Veterans sometimes deal with a tough process during their exit from the military. Finding new job opportunities, looking to finish their degrees, and trying to reestablish relationships in the civilian world are all challenges.
Additionally, finding a physical activity can be hard as well; that’s why a group of veterans created the Columbia Warriors hockey team. The group was founded in 2017, looking to give veterans an opportunity to make new friendships with people of the same background.
Victor Rodriguez was a big force in helping create the team, making their jerseys, logo and website. The growth, for Rodriguez, has been a humbling.
“That kind of growth and acceptance of the mission. Super cool.”
Victor served in the Marines in the early 2000s until 2015, when an injury forced his exit. Having never played hockey, Rodriguez said that the fellow veterans as well as the regular crowd of players taught him just about everything they could. Now he skates at the same level as most who play on Thursday nights in Irmo.

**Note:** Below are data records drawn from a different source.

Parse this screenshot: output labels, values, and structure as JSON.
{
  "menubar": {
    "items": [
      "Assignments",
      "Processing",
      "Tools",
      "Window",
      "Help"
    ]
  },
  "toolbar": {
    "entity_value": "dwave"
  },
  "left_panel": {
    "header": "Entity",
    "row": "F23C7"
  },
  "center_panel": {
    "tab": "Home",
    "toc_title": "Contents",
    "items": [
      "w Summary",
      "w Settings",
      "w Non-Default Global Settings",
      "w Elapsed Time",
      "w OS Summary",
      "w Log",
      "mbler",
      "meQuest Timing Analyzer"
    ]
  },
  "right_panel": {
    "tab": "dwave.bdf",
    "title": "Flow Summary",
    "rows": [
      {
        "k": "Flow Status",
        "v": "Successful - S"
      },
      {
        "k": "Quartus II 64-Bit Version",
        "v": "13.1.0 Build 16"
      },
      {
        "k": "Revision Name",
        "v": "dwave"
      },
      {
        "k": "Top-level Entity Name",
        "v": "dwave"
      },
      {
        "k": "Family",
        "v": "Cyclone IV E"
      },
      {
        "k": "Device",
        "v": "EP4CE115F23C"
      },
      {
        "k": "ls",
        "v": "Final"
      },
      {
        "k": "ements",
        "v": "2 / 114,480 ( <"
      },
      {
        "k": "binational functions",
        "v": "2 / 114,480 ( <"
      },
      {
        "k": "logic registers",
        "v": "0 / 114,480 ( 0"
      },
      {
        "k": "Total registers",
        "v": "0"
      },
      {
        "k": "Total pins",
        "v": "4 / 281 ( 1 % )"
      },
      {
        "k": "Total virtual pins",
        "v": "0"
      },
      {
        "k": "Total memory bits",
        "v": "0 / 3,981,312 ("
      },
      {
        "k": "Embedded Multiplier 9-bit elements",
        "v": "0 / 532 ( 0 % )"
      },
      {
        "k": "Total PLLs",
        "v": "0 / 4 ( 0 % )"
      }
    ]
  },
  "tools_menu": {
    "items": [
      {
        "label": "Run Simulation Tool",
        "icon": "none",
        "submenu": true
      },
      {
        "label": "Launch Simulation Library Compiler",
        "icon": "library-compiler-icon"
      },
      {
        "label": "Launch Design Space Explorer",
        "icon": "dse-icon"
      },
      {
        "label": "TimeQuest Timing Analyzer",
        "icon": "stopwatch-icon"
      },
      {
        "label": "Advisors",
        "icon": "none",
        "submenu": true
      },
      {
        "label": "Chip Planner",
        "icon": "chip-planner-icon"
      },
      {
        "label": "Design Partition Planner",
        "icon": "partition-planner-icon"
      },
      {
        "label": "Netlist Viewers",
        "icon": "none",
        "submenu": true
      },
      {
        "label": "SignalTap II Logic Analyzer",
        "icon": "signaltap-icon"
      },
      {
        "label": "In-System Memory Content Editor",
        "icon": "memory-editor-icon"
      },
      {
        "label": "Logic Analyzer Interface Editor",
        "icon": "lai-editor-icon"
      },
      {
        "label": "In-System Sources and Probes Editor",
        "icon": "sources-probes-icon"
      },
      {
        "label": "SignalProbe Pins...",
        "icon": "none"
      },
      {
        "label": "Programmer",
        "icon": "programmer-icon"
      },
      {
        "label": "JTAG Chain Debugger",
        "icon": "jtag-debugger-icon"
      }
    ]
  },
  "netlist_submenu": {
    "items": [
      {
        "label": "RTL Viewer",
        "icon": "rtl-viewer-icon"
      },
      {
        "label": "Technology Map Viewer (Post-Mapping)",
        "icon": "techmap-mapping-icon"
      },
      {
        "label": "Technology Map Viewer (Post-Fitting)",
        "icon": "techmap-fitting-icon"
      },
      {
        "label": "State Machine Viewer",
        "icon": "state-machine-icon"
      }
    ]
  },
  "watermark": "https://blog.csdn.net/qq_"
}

Rodriguez, as well as a few others with the Warriors all said that since its formation, one “mission” has always been in mind, creating comradery similar to their days of service. The team started with only ten but has grown significantly to over 40 veterans of almost every branch.
Rodriguez said that he can feel similarities between service and the sport; the attention to detail needed to succeed, is the same as his former job as a recon man for the Marine Corps. The team room talks, which has turned into the locker room talks, feel the same as chatting it up with his fellow service men and women.
Jared Evans, who helped found the Student Veteran Association for the University of South Carolina, thinks the Warriors have created an amazing opportunity.
“A sense of belonging goes a long way with veterans. I think one percent of the country serves right? So, you’re in a kind of small band of brothers and sisters who have done what you’ve done.”
Evans, also a Marine Corps veteran, said that the military bond is different: everything from the sense of humor, to how they operate. Having those bonds carries a lot of power for Veterans.
Rodriguez has developed an extremely close personal attachment to the program. It’s not just showing up to play hockey, enjoy drinks and go home. The team means a lot more.
“It’s home. It’s home. It feels like I never left the military.”
The home environment that he feels has stuck with a lot of others. What is usually just a competitive, fun natured sport, carries emotion, and a very close tie to those who want to experience the same feeling they shared when they made the choice to serve their country.